B (a child): Court of Appeal overturns interim care order separating boy from father

Court of Appeal allows appeal against interim care order, finding the recorder failed to apply the correct test for removal.
A recorder who described his own decision as "finely balanced" but then failed to explain why the balance tipped in favour of removing a six-year-old from his parents has had that decision overturned by the Court of Appeal. The case is a sharp reminder that the high threshold for interim separation is not merely a formulation to recite but a standard to demonstrate, in reasoning, has actually been met.
The background is a familiar and difficult one. The local authority had been involved with the family of B, as the child is known, since before his birth. Concerns centred on the mother's mental health, alcohol and substance misuse, and domestic abuse. Over five years there were intermittent referrals from school, nursery and neighbours, reports of neglect, and an incident in January 2026 when B was found at a neighbour's property after his mother told him to hide because he would be "taken away". Care proceedings began in February 2026.
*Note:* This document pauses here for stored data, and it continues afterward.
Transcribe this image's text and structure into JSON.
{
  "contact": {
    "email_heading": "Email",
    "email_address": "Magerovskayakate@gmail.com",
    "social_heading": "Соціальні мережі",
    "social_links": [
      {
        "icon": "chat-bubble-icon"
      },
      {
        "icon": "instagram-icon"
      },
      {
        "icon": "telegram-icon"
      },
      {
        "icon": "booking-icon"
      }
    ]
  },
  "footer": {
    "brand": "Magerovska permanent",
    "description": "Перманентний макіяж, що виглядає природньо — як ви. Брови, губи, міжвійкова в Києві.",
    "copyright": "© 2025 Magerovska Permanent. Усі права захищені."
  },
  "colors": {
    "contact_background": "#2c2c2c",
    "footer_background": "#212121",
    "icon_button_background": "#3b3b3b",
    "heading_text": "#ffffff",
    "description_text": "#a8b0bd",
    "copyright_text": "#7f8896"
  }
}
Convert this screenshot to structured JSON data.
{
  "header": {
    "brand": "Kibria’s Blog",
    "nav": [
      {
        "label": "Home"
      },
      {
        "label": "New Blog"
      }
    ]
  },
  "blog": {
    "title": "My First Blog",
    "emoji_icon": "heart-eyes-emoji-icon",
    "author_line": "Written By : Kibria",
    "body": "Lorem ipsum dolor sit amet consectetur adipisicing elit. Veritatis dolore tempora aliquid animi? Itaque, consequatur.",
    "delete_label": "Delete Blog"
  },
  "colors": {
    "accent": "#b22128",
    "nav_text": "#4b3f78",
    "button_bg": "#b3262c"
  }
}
By the time the matter came before the recorder on 29 May 2026, the local authority was pressing for B to be removed into foster care under an interim care order. The children's guardian took a different view: she recommended that B be placed with his father under a child arrangements order accompanied by a supervision order, with structured contact with the mother. The father's position aligned with the guardian's. The mother, whilst maintaining that B should remain in her care, ultimately supported the guardian's proposal as a fallback.
The recorder made the interim care order. B was taken to foster care. That same evening, the guardian filed a notice of appeal and applied for an immediate stay. Cockerill LJ granted the stay out of hours, and within days B was back in his father's care, where he has remained.
The Court of Appeal, led by Lord Justice Baker, identified three significant failures in the recorder's approach. The first was the near-complete omission of the positive evidence about the father. The social worker's own updating statement had recorded consistent school runs, structured evening routines, a clean and organised home, and constructive engagement with professionals. The recorder acknowledged the case was finely balanced but then made no meaningful reference to any of this when explaining why removal was necessary. Dismissing the guardian's recommendation as "untested" and "overly optimistic" was not sufficient analysis, particularly when the father had in fact been caring for B alone for ten days before the hearing without any concerns being raised.
The second failure concerned the recorder's language. In working through the welfare checklist, he repeatedly applied the standard of "good enough parenting" rather than asking whether B's safety and welfare positively demanded immediate separation. The distinction matters: the threshold for interim removal under the principles in Re C (A Child: Interim Separation) [2019] EWCA Civ 1998 is a deliberately high one. Framing the question in terms of whether a parent can offer "good enough care" is a different and lower inquiry.
The third failure was the recorder's non-engagement with whether available support could remove the need for separation at all. That obligation is expressly built into the Re C framework, as Peter Jackson LJ made plain. In a case the recorder himself called finely balanced, working through that question was not optional.
The Court of Appeal declined to determine the interim care order application itself, remitting it instead to a family judge. New evidence had emerged since the original hearing, including an account that the father had harmed himself after the recorder's decision, a matter which neither parent accepted and which could not be weighed without a further hearing. The case was listed before HHJ Sapnara the same afternoon as the appeal judgement was handed down.
Pending rehearing, the Court of Appeal made a child arrangements order providing for B to live with his father, which carried with it the statutory consequence of granting the father parental responsibility for the first time. Structured contact with the mother was set out in the order.
The broader significance of the case lies not in any new legal principle but in the insistence that existing principles be applied in substance, not just in name. Interim removal is one of the most serious steps a family court can take. Describing a decision as finely balanced whilst failing to engage with the evidence on both sides of that balance is not a foundation on which such an order can rest.
B (A Child) (Interim Separation) [2026] EWCA Civ 748, Lord Justice Baker, Lord Justice Popplewell and Lady Justice Elisabeth Laing, 17 June 2026.